From POWER ISA 2.07 B:
- Load Vector Indexed X-form lvx VRT,RA,RB . . VRT ← MEM(EA & 0xFFFF_FFFF_FFFF_FFF0, 16)
- Load VSX Vector Doubleword*2 Indexed XX1-form lxvd2x XT,RA,RB . . VSR[XT]{0:63} ← MEM(EA,8) VSR[XT]{64:127} ← MEM(EA+8,8)
lxvd2x doesn't set the least significant 4-bit of effective address to zero, this isn't enough to prove that lxvd2x loads unaligned data properly so I tested this instruction to load unaligned data and it did succeed.
Andy Polyakov did use lxvd2x to load user's buffers in his ghash implementation for ppc: https://github.com/dot-asm/cryptogams/blob/master/ppc/ghashp8-ppc.pl He uses lvx_u which indicate to lvx_unaligned I guess, Perl translates this instruction to lxvd2x before passing it to the assembler.
regards, Mamone
On Tue, Jun 30, 2020 at 11:31 PM Jeffrey Walton noloader@gmail.com wrote:
On Tue, Jun 30, 2020 at 7:55 AM Maamoun TK maamoun.tk@googlemail.com wrote:
I tested something similar, I tried to load data at address 0xXXXXXXX1 using lxvd2x and it loaded it properly.

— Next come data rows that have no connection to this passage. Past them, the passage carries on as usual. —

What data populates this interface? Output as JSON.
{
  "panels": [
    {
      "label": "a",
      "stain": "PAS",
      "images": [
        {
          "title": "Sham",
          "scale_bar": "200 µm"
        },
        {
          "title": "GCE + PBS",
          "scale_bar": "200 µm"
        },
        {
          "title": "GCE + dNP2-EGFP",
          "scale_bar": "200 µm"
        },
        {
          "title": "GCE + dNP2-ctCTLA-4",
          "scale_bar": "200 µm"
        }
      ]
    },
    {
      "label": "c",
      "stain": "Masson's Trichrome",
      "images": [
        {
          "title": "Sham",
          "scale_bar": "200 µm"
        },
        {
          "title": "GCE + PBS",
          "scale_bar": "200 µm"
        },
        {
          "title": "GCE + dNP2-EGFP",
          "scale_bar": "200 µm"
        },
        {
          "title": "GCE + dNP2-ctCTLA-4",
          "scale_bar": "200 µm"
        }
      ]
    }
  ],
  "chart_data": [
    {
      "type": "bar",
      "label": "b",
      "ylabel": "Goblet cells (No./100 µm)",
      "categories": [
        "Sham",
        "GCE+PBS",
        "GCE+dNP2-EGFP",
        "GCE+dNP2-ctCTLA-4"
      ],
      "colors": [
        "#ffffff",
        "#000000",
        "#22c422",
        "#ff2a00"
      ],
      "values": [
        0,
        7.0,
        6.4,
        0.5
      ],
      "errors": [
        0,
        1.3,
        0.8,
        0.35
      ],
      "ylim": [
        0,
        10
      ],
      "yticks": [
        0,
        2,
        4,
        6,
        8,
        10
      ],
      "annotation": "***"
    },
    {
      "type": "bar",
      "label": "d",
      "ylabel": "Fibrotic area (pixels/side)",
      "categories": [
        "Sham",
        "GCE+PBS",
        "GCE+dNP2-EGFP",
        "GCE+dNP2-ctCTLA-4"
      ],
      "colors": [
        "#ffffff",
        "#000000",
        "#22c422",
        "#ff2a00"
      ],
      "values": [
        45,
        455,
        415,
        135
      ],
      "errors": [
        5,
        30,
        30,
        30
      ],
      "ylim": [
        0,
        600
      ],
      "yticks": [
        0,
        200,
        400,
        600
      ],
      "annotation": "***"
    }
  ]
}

I think you should reconsider.
Consider, even Andy Polyakov uses lvx/lvsl when loading [potentially] unaligned buffers on POWER8: https://github.com/dot-asm/cryptogams/blob/master/ppc/aesp8-ppc.pl. Andy uses it for the user's key and data.
Jeff
On Tue, Jun 30, 2020 at 12:35 PM Jeffrey Walton noloader@gmail.com
wrote:
On Tue, Jun 30, 2020 at 5:29 AM Jeffrey Walton noloader@gmail.com
wrote:
On Tue, Jun 30, 2020 at 5:14 AM Maamoun TK <
maamoun.tk@googlemail.com>
wrote:
Patch implementation benchmark for GCM_AES (Tested on POWER8): little-endian:
- Encrypt x~17.5 of nettle C implementation
- Decrypt x~17.5 of nettle C implementation
- Update x~30 of nettle C implementation
big-endian:
- Encrypt x~18.5 of nettle C implementation
- Decrypt x~18.5 of nettle C implementation
- Update x~28.5 of nettle C implementation
...
One small comment for aes_encrypt and aes_decrypt... src and dst are usually user supplied buffers. Using lxvd2x to load a vector may produce incorrect results if the user is feeding a stream to an encryptor or decryptor that is not naturally aligned to that of an unsigned int. (On the other hand, Nettle controls the round keys
array
so lxvd2x should be fine.)
Instead of lxvd2x and friends for the user's buffers you should consider using lvx and doing the lvsl thing to fix the data in the registers.
In fact, you might want to add a test case like this:
uint8_t plain[19] = {0,1, ..., 17, 18}; uint8_t cipher[16], recover[16];
Then send plain, plain+1, plain+2 and plain+3 into the encryptor and see if it round trips. lxvd2x will choke even on POWER9 because two of the tests will not even be naturally aligned for a byte.